You know what work is—if you’re
old enough to read this you know what
work is, although you may not do it.
—Phillip Levine, “What Work Is”

When you were young, how did you answer the question, “What do you want to be when you grow up?” Were your aspirations tied to social class position, vocational duty, education, career title, or a salary? Was your decision based on the mental or physical labor that different work involves? In this course we  explore the interconnectedness of work, value, and identity. Why, for example, do we ask people what they do when we really mean: “How much $ do you make?” Why do we try to avoid doing work, yet find the activity of working satisfying? Why do we privilege certain work for ourselves, yet take for granted or undervalue the work done by other people that we find mundane, beneath us, dangerous, or exploitative? Why are the most difficult, dirty and dangerous jobs always so poorly paid? What is work anyway?

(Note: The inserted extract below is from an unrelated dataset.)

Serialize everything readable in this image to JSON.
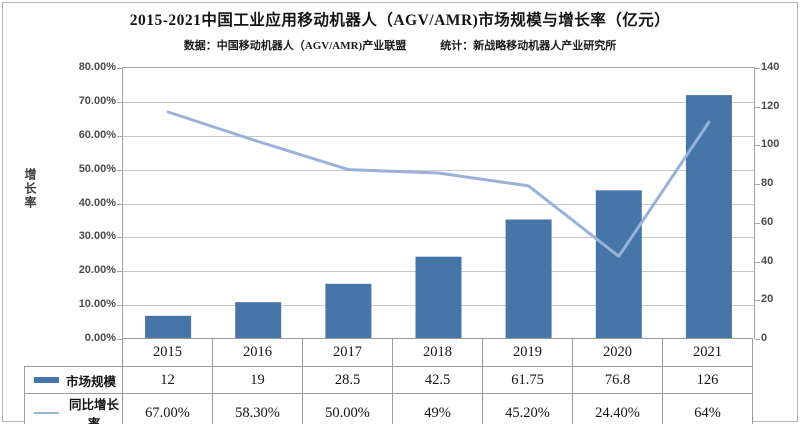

Philip Levine, an American working class poet who died in 2015 and was honored as US Poet Laureate in 2011, starts to answer the question of our course title, “What Is Work?” in a poem titled “What Work Is.” Beginning with Levine, your reading, thinking, and writing—your work in this class—will enter into conversations about work in four units focused on the Languages of Work, the Gender & Work, the Alienation & Exploitation of Work, and Futures of Work. We will examine controversial contemporary work issues from the conflict between “right to work” and unionist, DWYL, workaholism, raising the minimum wage, white-blue-pink collar work, the low-wage working poor, invisible labor, Occupy Wall Street-Occupy Movement,  glass ceiling & glass escalator, slavery, man vs. machine, and universal basic income.